If you had your choice to sit anywhere you wanted....

In the movie theater i try to sit as center as i can. Both right to left and back to front.

In the symphony i wonder if the same spot would be ideal? Others say as close to behind the conductor as possible....but keeping center.

Thoughts?


----------



## Gerbil (Jan 8, 2020)

Depends on the piece. If it's Shostakovich's Symphony no.11 then as far back as possible because the end is so loud it rips my ears off.


----------



## muk (Jan 8, 2020)

Depends on the hall, the piece, and the orchestra seating plan. In the middle around two thirds to the back is usually a good spot acoustically. For smaller ensembles it's nice to be closer. That's a rough rule of thumb if you don't know the location. But in a good concert hall, you should get great acoustics on many seats.


----------



## jbuhler (Jan 8, 2020)

For cinema I prefer half to two thirds back for the medium theater, half way back for the large theater and slightly off-center. In concert hall for symphony, main floor two thirds of the way back, again slightly off center. The various balconies often have good spots too but it depends greatly on the hall.


----------



## Robert_G (Jan 8, 2020)

Its an interesting way to look at things. As someone who is there in the audience we dont hear such drastic panning by sitting further back. The conductor hears drastic panning.... some instruments to his complete left some to his complete right some straight forward and the rest somewhere inbetween.

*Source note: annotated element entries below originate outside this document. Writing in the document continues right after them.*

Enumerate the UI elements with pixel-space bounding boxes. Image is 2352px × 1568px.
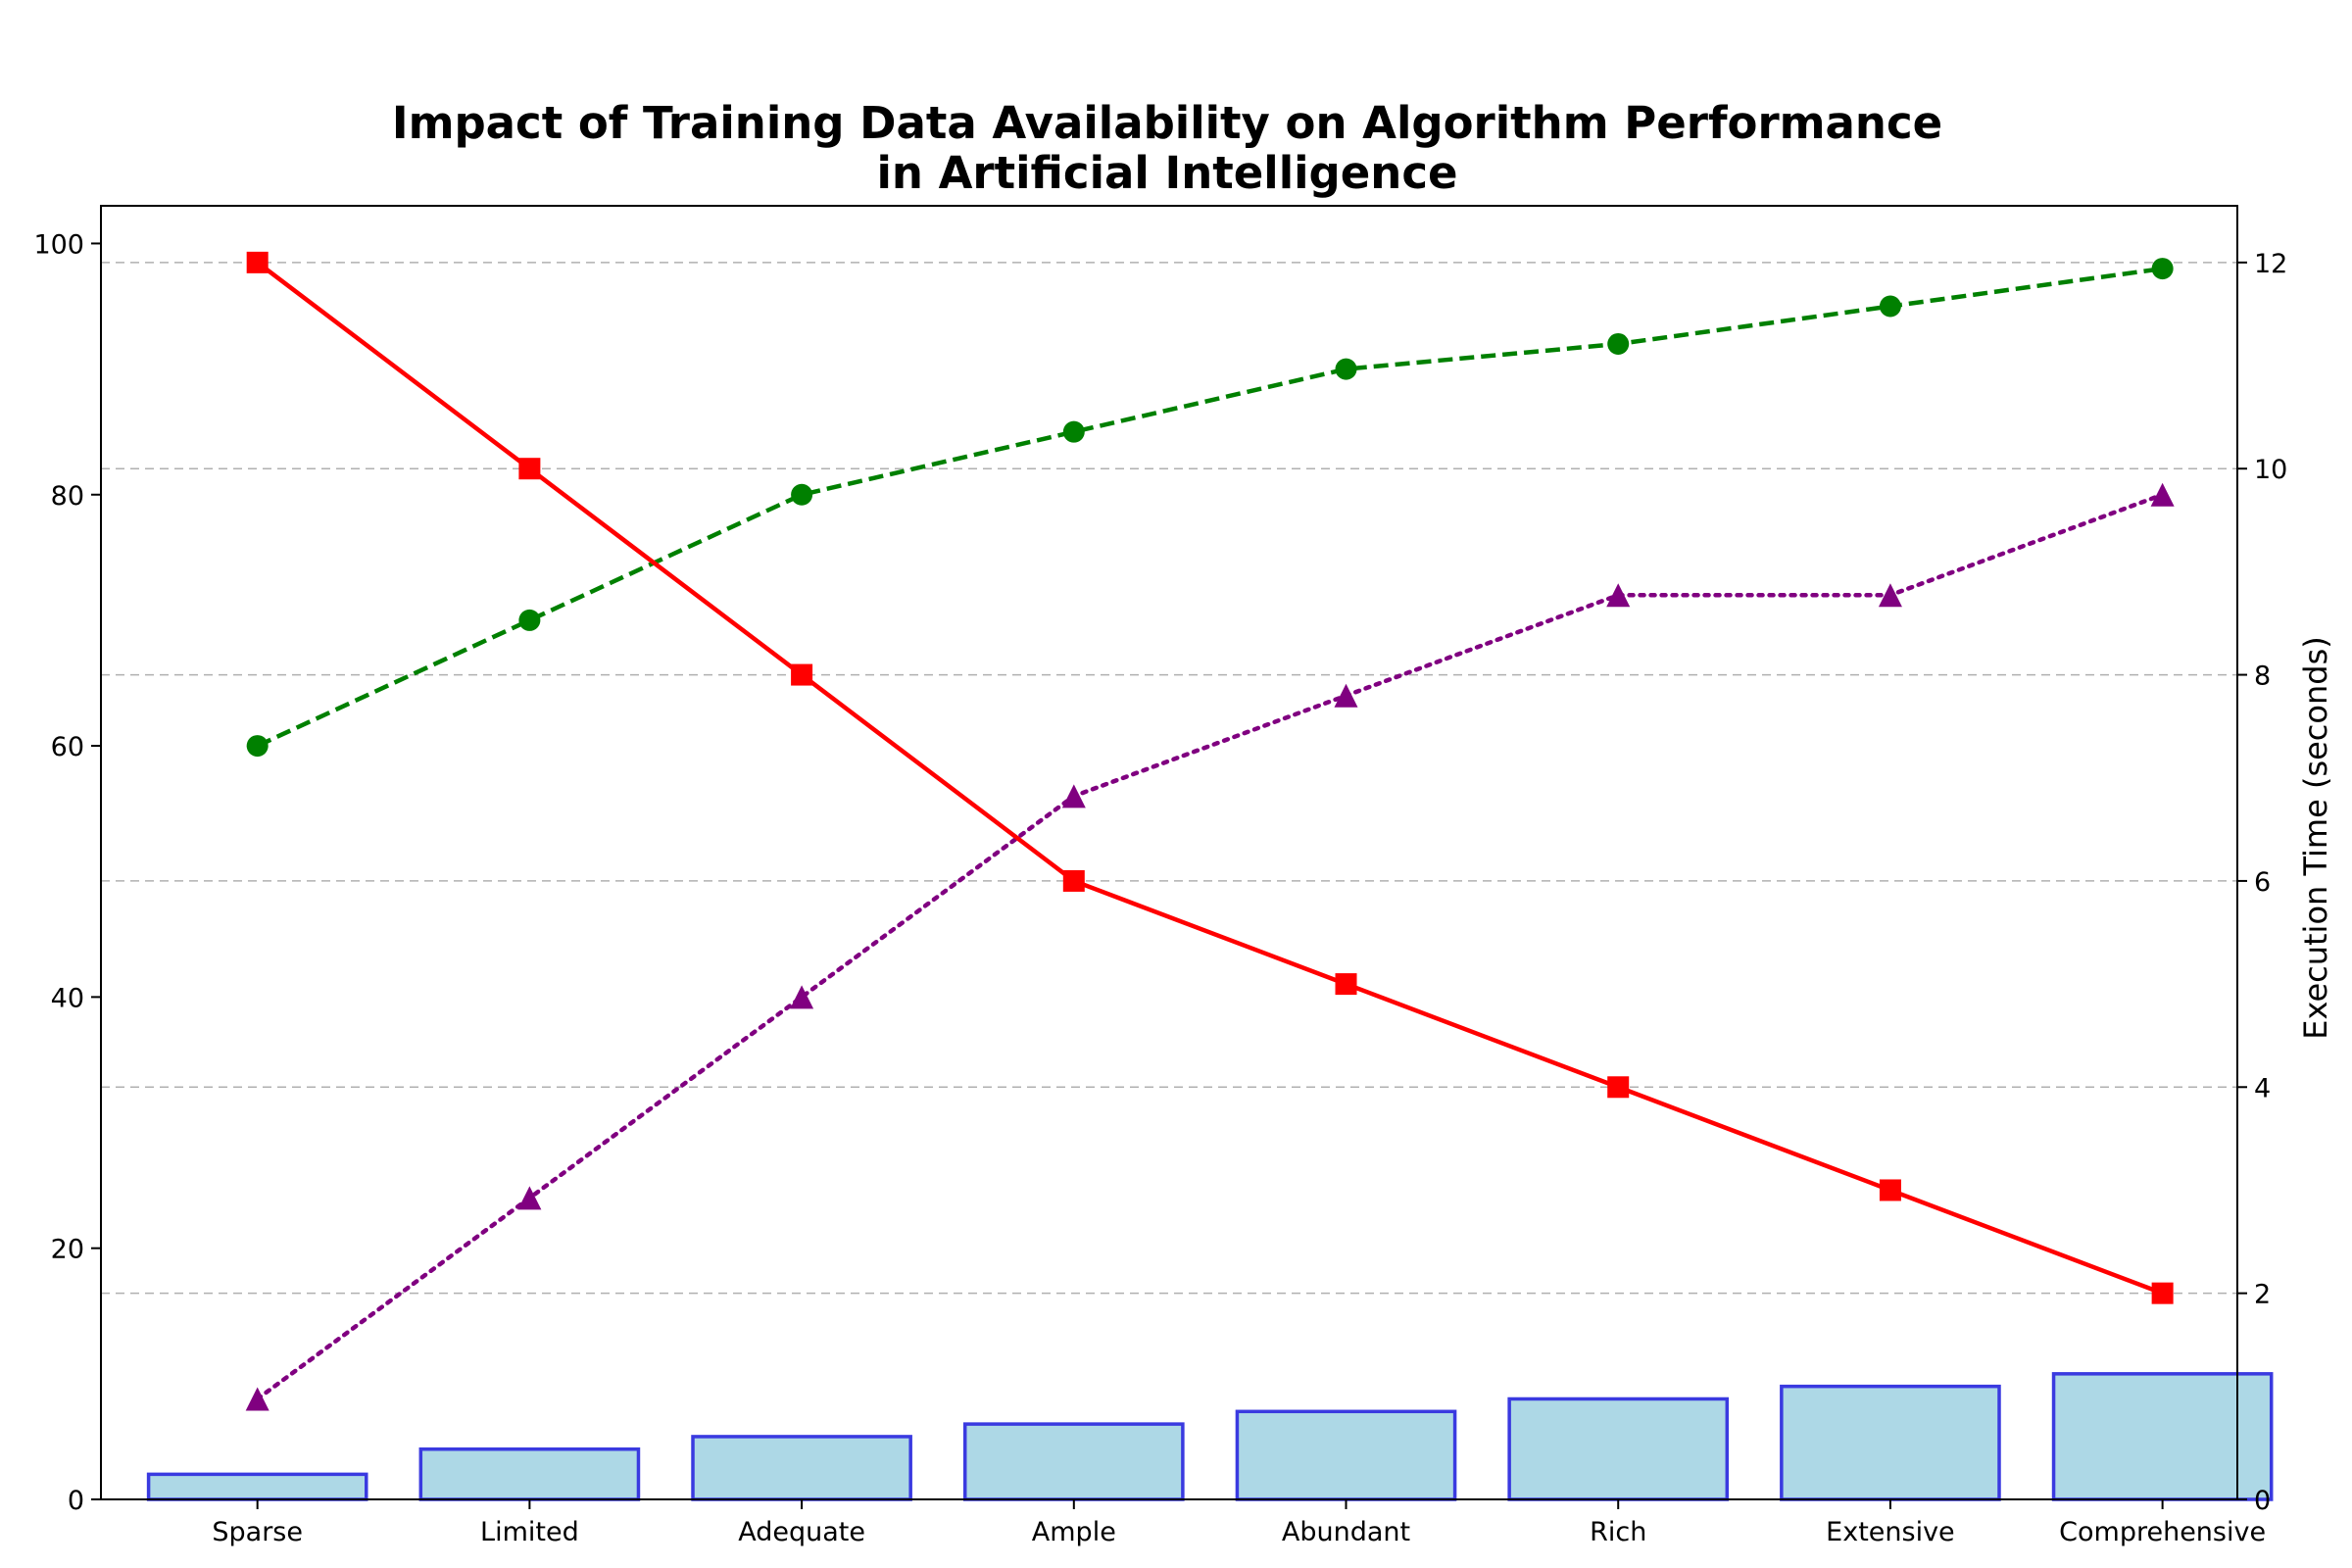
plot-frame: [100, 205, 2238, 1500]
x-tick-label: Rich: [1590, 1517, 1646, 1547]
x-tick-label: Extensive: [1826, 1517, 1955, 1547]
triangle-marker: [1334, 683, 1358, 708]
bar: [418, 1446, 641, 1501]
x-tick-label: Comprehensive: [2059, 1517, 2266, 1547]
triangle-marker: [1878, 583, 1902, 608]
y-left-tick-label: 80: [51, 481, 84, 512]
y-right-tick-label: 0: [2254, 1486, 2271, 1516]
y-right-tick-label: 12: [2254, 249, 2287, 279]
series-line-square: [256, 261, 2164, 1296]
bar: [1507, 1396, 1730, 1501]
x-tick-label: Limited: [480, 1517, 579, 1547]
x-tick-label: Adequate: [738, 1517, 865, 1547]
triangle-marker: [2150, 482, 2175, 507]
chart-title-line-2: in Artificial Intelligence: [876, 147, 1457, 199]
bar: [691, 1435, 912, 1501]
circle-marker: [1607, 332, 1630, 355]
circle-marker: [1062, 420, 1085, 443]
circle-marker: [791, 483, 813, 506]
series-line-triangle: [255, 492, 2165, 1401]
square-marker: [1879, 1179, 1901, 1201]
square-marker: [518, 458, 541, 480]
bar: [1235, 1409, 1457, 1501]
y-left-tick-label: 0: [68, 1486, 84, 1516]
square-marker: [1607, 1076, 1630, 1099]
axis-ticks: 0 20 40 60 80 100 0 2 4 6 8 10 12 Sparse Limited Adequa…: [33, 229, 2287, 1547]
circle-marker: [518, 609, 541, 631]
circle-marker: [2151, 258, 2174, 280]
triangle-marker: [1606, 583, 1631, 608]
square-marker: [791, 663, 813, 686]
bar: [1780, 1384, 2001, 1501]
square-marker: [246, 251, 269, 273]
series-line-circle: [256, 266, 2163, 749]
bar: [962, 1422, 1185, 1501]
y-right-tick-label: 2: [2254, 1280, 2271, 1310]
grid-lines: [101, 262, 2237, 1295]
y-left-tick-label: 40: [51, 983, 84, 1013]
y-axis-right-label: Execution Time (seconds): [2297, 636, 2334, 1039]
y-left-tick-label: 20: [51, 1235, 84, 1265]
x-tick-label: Ample: [1032, 1517, 1116, 1547]
square-marker: [1062, 869, 1085, 892]
circle-marker: [1879, 295, 1901, 318]
y-right-tick-label: 10: [2254, 455, 2287, 485]
triangle-marker: [517, 1186, 542, 1210]
triangle-marker: [790, 985, 814, 1009]
square-marker: [1335, 973, 1357, 996]
y-right-tick-label: 8: [2254, 662, 2271, 692]
chart-title-line-1: Impact of Training Data Availability on …: [392, 97, 1942, 149]
x-tick-label: Abundant: [1282, 1517, 1410, 1547]
y-left-tick-label: 60: [51, 732, 84, 762]
y-left-tick-label: 100: [33, 229, 84, 260]
bar: [2051, 1372, 2274, 1501]
circle-marker: [246, 735, 269, 758]
square-marker: [2151, 1282, 2174, 1304]
y-right-tick-label: 4: [2254, 1073, 2271, 1103]
x-tick-label: Sparse: [212, 1517, 303, 1547]
bar-series: [146, 1372, 2274, 1501]
y-right-tick-label: 6: [2254, 867, 2271, 898]
circle-marker: [1335, 358, 1357, 380]
triangle-marker: [1061, 784, 1086, 808]
line-series: [245, 251, 2175, 1411]
triangle-marker: [245, 1387, 270, 1411]
bar: [146, 1472, 368, 1501]
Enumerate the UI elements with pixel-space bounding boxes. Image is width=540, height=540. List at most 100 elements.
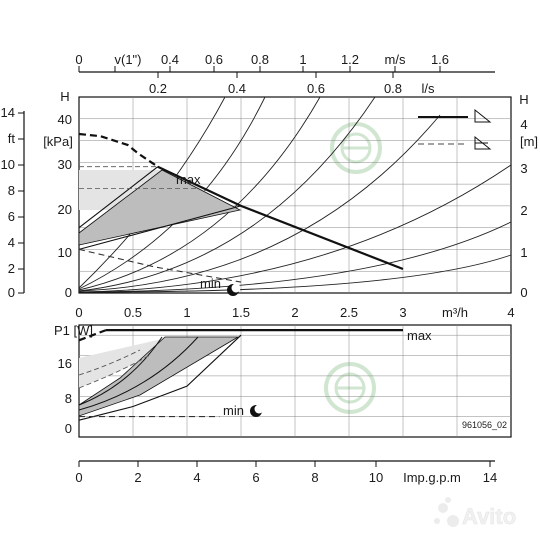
ft-tick-4: 4 bbox=[8, 235, 15, 250]
avito-watermark-text: Avito bbox=[462, 504, 516, 529]
system-curve-6 bbox=[78, 164, 512, 293]
ft-label: ft bbox=[8, 131, 16, 146]
v-tick-1.2: 1.2 bbox=[341, 52, 359, 67]
m-label: [m] bbox=[520, 134, 538, 149]
head-plot: max min bbox=[78, 96, 512, 296]
v-tick-1: 1 bbox=[299, 52, 306, 67]
legend-constant-icon bbox=[474, 135, 492, 150]
v-tick-1.6: 1.6 bbox=[431, 52, 449, 67]
power-curve-2 bbox=[78, 336, 199, 411]
m-tick-3: 3 bbox=[520, 161, 527, 176]
flow-tick-0.5: 0.5 bbox=[124, 305, 142, 320]
v-tick-0.6: 0.6 bbox=[205, 52, 223, 67]
kpa-axis: H [kPa] 40 30 20 10 0 bbox=[43, 89, 73, 300]
m-axis: H 4 [m] 3 2 1 0 bbox=[519, 92, 538, 300]
v-tick-0.4: 0.4 bbox=[161, 52, 179, 67]
power-tick-8: 8 bbox=[65, 391, 72, 406]
legend-proportional-icon bbox=[474, 108, 492, 123]
power-series-1 bbox=[78, 329, 107, 342]
head-label-max: max bbox=[176, 172, 201, 187]
m-tick-2: 2 bbox=[520, 203, 527, 218]
ft-tick-14: 14 bbox=[1, 105, 15, 120]
power-tick-16: 16 bbox=[58, 356, 72, 371]
v-unit: m/s bbox=[385, 52, 406, 67]
power-curve-dashed-1 bbox=[78, 349, 141, 376]
power-series-layer bbox=[78, 329, 403, 421]
kpa-tick-0: 0 bbox=[65, 285, 72, 300]
power-series-2 bbox=[78, 334, 242, 421]
q-tick-0.4: 0.4 bbox=[228, 81, 246, 96]
ft-tick-2: 2 bbox=[8, 261, 15, 276]
flow-tick-2.5: 2.5 bbox=[340, 305, 358, 320]
figure-code: 961056_02 bbox=[462, 420, 507, 430]
power-curve-dashed-2 bbox=[78, 354, 151, 389]
power-plot: max min 961056_02 bbox=[78, 324, 512, 438]
flow-unit: m³/h bbox=[442, 305, 468, 320]
kpa-label: [kPa] bbox=[43, 134, 73, 149]
gpm-tick-14: 14 bbox=[483, 470, 497, 485]
flow-tick-4: 4 bbox=[507, 305, 514, 320]
head-series-layer bbox=[78, 132, 404, 283]
flow-tick-0: 0 bbox=[75, 305, 82, 320]
gpm-tick-4: 4 bbox=[193, 470, 200, 485]
flow-tick-1.5: 1.5 bbox=[232, 305, 250, 320]
flow-tick-1: 1 bbox=[183, 305, 190, 320]
watermark-logo-top bbox=[330, 122, 382, 174]
flow-tick-2: 2 bbox=[291, 305, 298, 320]
flow-axis: 0 0.5 1 1.5 2 2.5 3 m³/h 4 bbox=[75, 305, 514, 320]
ft-tick-8: 8 bbox=[8, 183, 15, 198]
m-h-label: H bbox=[519, 92, 528, 107]
ft-tick-6: 6 bbox=[8, 209, 15, 224]
q-unit: l/s bbox=[422, 81, 436, 96]
gpm-tick-2: 2 bbox=[134, 470, 141, 485]
m-tick-1: 1 bbox=[520, 245, 527, 260]
head-label-min: min bbox=[200, 276, 221, 291]
power-min-moon-icon bbox=[250, 404, 264, 417]
kpa-tick-30: 30 bbox=[58, 157, 72, 172]
kpa-tick-40: 40 bbox=[58, 112, 72, 127]
system-curve-5 bbox=[78, 114, 441, 292]
flow-tick-3: 3 bbox=[399, 305, 406, 320]
gpm-tick-10: 10 bbox=[369, 470, 383, 485]
legend-icons bbox=[418, 108, 492, 150]
system-curve-8 bbox=[78, 254, 512, 293]
system-curve-4 bbox=[78, 96, 376, 292]
system-curve-3 bbox=[78, 96, 321, 291]
gpm-axis: 0 2 4 6 8 10 Imp.g.p.m 14 bbox=[75, 460, 497, 485]
power-label-max: max bbox=[407, 328, 432, 343]
head-series-1 bbox=[78, 132, 159, 168]
v-axis-label: v(1") bbox=[114, 52, 141, 67]
power-axis: P1 [W] 16 8 0 bbox=[54, 323, 93, 436]
gpm-tick-0: 0 bbox=[75, 470, 82, 485]
power-area-dark bbox=[78, 336, 240, 417]
gpm-unit: Imp.g.p.m bbox=[403, 470, 461, 485]
min-moon-icon bbox=[227, 283, 241, 296]
q-tick-0.8: 0.8 bbox=[384, 81, 402, 96]
power-area-light bbox=[79, 339, 162, 388]
gpm-tick-6: 6 bbox=[252, 470, 259, 485]
kpa-tick-10: 10 bbox=[58, 245, 72, 260]
ft-tick-0: 0 bbox=[8, 285, 15, 300]
head-series-2 bbox=[78, 166, 159, 229]
v-tick-0.8: 0.8 bbox=[251, 52, 269, 67]
v-tick-0: 0 bbox=[75, 52, 82, 67]
kpa-tick-20: 20 bbox=[58, 202, 72, 217]
q-tick-0.6: 0.6 bbox=[307, 81, 325, 96]
power-curve-3 bbox=[78, 336, 163, 406]
kpa-h-label: H bbox=[60, 89, 69, 104]
watermark-logo-bottom bbox=[324, 362, 376, 414]
head-series-4 bbox=[78, 248, 242, 283]
system-curves bbox=[78, 96, 512, 293]
system-curve-7 bbox=[78, 221, 512, 293]
m-tick-4: 4 bbox=[520, 117, 527, 132]
operating-area-dark bbox=[78, 169, 242, 246]
gpm-tick-8: 8 bbox=[311, 470, 318, 485]
top-axes: 0 v(1") 0.4 0.6 0.8 1 1.2 m/s 1.6 0.2 0.… bbox=[75, 52, 495, 96]
power-label-min: min bbox=[223, 403, 244, 418]
ft-axis: 14 ft 10 8 6 4 2 0 bbox=[1, 105, 25, 300]
avito-watermark: Avito bbox=[434, 497, 516, 529]
q-tick-0.2: 0.2 bbox=[149, 81, 167, 96]
power-tick-0: 0 bbox=[65, 421, 72, 436]
m-tick-0: 0 bbox=[520, 285, 527, 300]
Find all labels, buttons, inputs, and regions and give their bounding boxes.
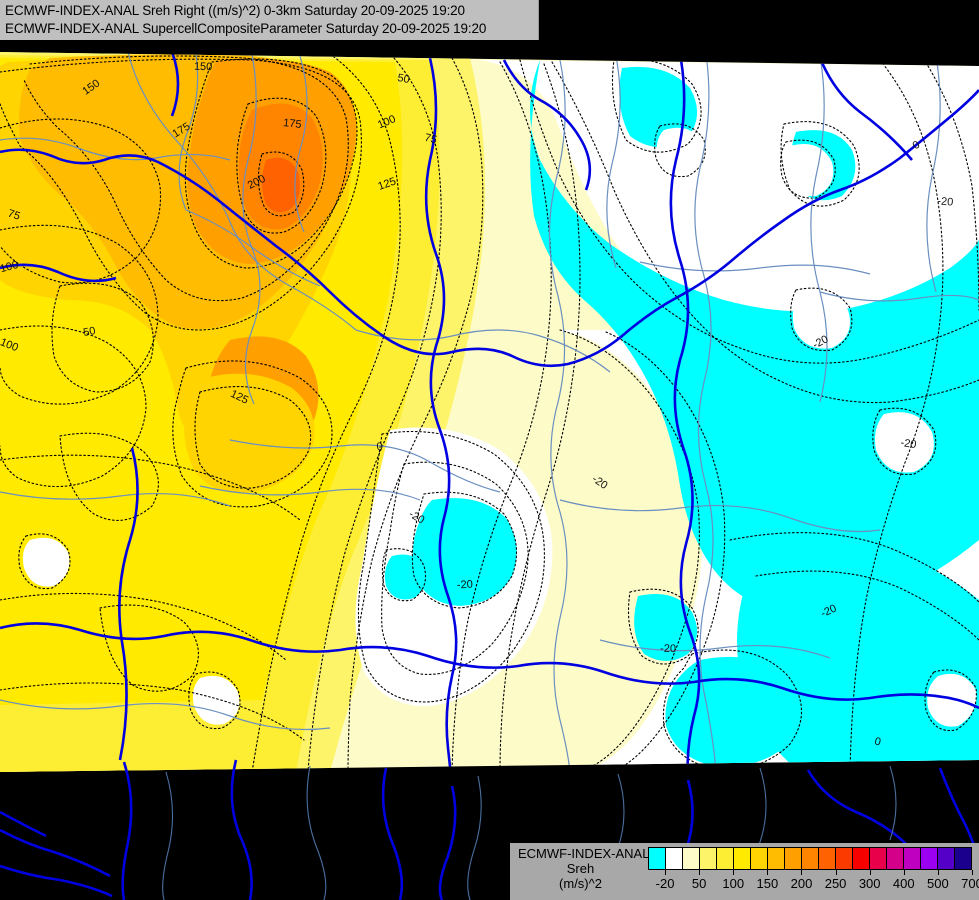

My thoughts on this are trying to brainstorm the perfect panning of the VI instruments in my mix to what the best seat in the house at a symphony would sound like.


----------



## d.healey (Jan 8, 2020)

It depends on the venue. I like to sit up in the highest balcony. The sound is great (at least in my local venue) but more importantly for me I get to see what everyone is doing. Oh and the seats are cheaper 

Another location I like is the front center of the first balcony. At my local venue this puts me roughly in the center of the hall in all 3 dimensions as the balcony comes forward quite a bit over the audience below.

The stage is raised up quite a bit at this place so sitting ring side is crappy; you can't see anything and the audio isn't that great either. I once sat there for an African choir performance and luckily the group came down from the stage and was dancing and singing amongst the audience so the front row seats turned out perfect on that occasion.


----------



## Loïc D (Jan 8, 2020)

I attend a lot of live classical concerts a year, so I go for the cheap tickets (even if I benefit from loyalty plan).
I like to be in first balcony front (expensive seats though).

That said, last concert was Mahler’s 3rd and I was seating behind the Tuba. I was happy. Him too.


----------



## Daryl (Jan 9, 2020)

Every concert hall has a sweet spot. You have to do some research, either yourself, or from regular concert goers. There is no fixed rule I'm afraid.


----------